In a scene near the middle of Roman Polanski's Palme d'Or-winning 'The Pianist', seven men are selected at random from a line-up of Jews and forced to lie face-down in the mud. A German soldier moves rapidly along the row of prone men, shooting them one after the other through the head. When the soldier has finished off the first six, his clip is empty; in a pause of five or so seconds that feels like a lifetime, the soldier carefully reloads his pistol, and then fires his seventh bullet...

This scene reflects a horrible truth about the fate of Jews under the Nazis: death was completely arbitrary and undiscriminating, and reprieves from it were as rare as they were fleeting. 'The Pianist' is unflinching in its depiction of death coming to all Jews - rich and poor, young and old, male and female, brave and cowardly. All attempts to resist, including the 28 day Warsaw Ghetto Uprising of 1943, are shown to prove futile against the Nazis' determined programme of extermination.

Yet 'The Pianist' is a tale of survival, based on the personal account of Jewish pianist Wladyslaw Szpilman, who stayed in Warsaw throughout the Second World War, miraculously escaping the many forms of death which confronted him there while all else around him fell.

At the film's 1939 beginning, Szpilman performs a piano recital for Polish radio which is interrupted when the building is bombed.
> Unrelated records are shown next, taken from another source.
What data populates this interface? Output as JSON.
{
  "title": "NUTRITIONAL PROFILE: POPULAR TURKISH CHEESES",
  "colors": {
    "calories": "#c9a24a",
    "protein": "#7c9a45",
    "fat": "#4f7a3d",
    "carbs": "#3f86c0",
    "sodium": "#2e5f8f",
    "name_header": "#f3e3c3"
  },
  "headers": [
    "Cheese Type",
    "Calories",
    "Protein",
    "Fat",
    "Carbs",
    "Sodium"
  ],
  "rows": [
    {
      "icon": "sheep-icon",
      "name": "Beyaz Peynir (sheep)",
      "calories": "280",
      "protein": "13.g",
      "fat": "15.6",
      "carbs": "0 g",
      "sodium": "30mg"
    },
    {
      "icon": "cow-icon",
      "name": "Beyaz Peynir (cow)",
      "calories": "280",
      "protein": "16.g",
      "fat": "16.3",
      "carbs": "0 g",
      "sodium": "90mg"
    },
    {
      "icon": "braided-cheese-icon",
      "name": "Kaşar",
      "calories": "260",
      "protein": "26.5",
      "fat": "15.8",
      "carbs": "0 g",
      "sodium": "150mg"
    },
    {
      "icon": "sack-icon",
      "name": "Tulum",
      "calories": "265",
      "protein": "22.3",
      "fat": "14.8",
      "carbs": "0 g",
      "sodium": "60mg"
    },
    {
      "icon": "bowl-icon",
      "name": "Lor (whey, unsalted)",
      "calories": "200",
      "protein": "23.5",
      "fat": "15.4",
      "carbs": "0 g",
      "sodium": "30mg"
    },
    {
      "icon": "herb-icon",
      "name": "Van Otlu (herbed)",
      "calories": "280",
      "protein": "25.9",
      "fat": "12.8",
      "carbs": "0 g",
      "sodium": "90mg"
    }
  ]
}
Later, when he is forced to move to the Ghetto, he is able to continue playing for a Jewish restaurant, but again, each performance depicted in the film is interrupted. Later still, when he is holed up alone for months in a locked room, he cannot play the piano there for fear that the sound will draw attention to his presence, and so must resort pathetically to 'playing' the air, with his fingers suspended inches above the actual keyboard. All this dramatises the loss of identity and humanity suffered by the Jews at the hands of the Nazis. By surviving, Szpilman is able to regain his former identity and play classical piano again. Most others were less fortunate.

The experiences of Szpilman (played with convincing naturalism by Adrien Brody) offer no comfortable Hollywood narrative: it is not heroism or talent which saves Szpilman, but rather incredible luck and the occasional kindness of others. There is no special dignity, honour or justice in Szpilman's survival - all that singles him out from the tens of thousands of Jewish dead in Warsaw is the bare fact that he is still alive, and can give a testimony of their fate.

If I have any criticism of the film at all, it is of a sequence in the final fifteen minutes. Just before the German retreat from Warsaw, a Nazi Captain (Wilm Hosenfeld, played by Thomas Kretschmann) hears Szpilman play, and then unexpectedly decides to help him. This is unquestionably an extraordinary episode, and one of the most moving in the film. Yet Polanski overplays the similarity of Hosenfeld's background to Szpilman's, showing a family photo from happier times that sits on Hosenfeld's desk in Nazi Headquarters. This image, for all its sentimentality, strikes a jarring note, as it is one of the only things shown in the entire film which Szpilman could not possibly have witnessed himself. It is a pity to taint Szpilman's personal testimony with so glaring a piece of fiction.

This criticism aside, 'The Pianist' is a difficult but important film, made with unobtrusive art.